GetRegisterContext()->ReadRegister (where RegisterContext is a GDBRemoteRegisterContext) reads my big endian response and writes it one byte at a time in the register values buffer, effectively swapping it.
From my analysis, GDBRemoteRegisterContext::ReadRegister could do the swapping transparently, but GetRegisterSet (among others?) would still return swapped values; otherwise, using the register metadata, it should be possible to do the swapping when the values are read.
How hard would it be to fix lldb?
See below for a one line fix.
Would I be better off doing a quick hack in my own stub to throw little endian values at lldb in the short term?
Data that potentially needs to be byte swapped is always passed around in DataExtractor objects that do have the endianness built into them.
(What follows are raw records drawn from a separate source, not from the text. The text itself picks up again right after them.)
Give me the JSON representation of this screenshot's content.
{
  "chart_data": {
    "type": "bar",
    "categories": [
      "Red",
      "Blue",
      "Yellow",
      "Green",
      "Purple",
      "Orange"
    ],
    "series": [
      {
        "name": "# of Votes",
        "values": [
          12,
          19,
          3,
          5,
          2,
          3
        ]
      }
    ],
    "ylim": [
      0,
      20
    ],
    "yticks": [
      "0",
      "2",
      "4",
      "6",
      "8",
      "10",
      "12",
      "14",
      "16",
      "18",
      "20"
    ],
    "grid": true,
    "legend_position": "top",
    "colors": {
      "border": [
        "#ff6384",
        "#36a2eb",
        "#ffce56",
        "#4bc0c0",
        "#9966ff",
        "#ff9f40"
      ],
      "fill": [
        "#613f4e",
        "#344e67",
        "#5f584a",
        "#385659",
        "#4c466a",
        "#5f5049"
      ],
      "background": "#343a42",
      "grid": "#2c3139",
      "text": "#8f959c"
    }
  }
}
On the GDBRemoteRegisterContext::ReadRegisterBytes it does:
if (&data != &m_reg_data)
// If we aren't extracting into our own buffer (which
// only happens when this function is called from
// ReadRegisterValue(uint32_t, Scalar&)) then
// we transfer bytes from our buffer into the data
// buffer that was passed in
data.SetData (m_reg_data, reg_info->byte_offset, reg_info->byte_size);
"data" is an out parameter that gets filled in with a pointer to the bytes. "m_reg_data.GetByteOrder()" is probably not correctly set to be the endian-ness of the process.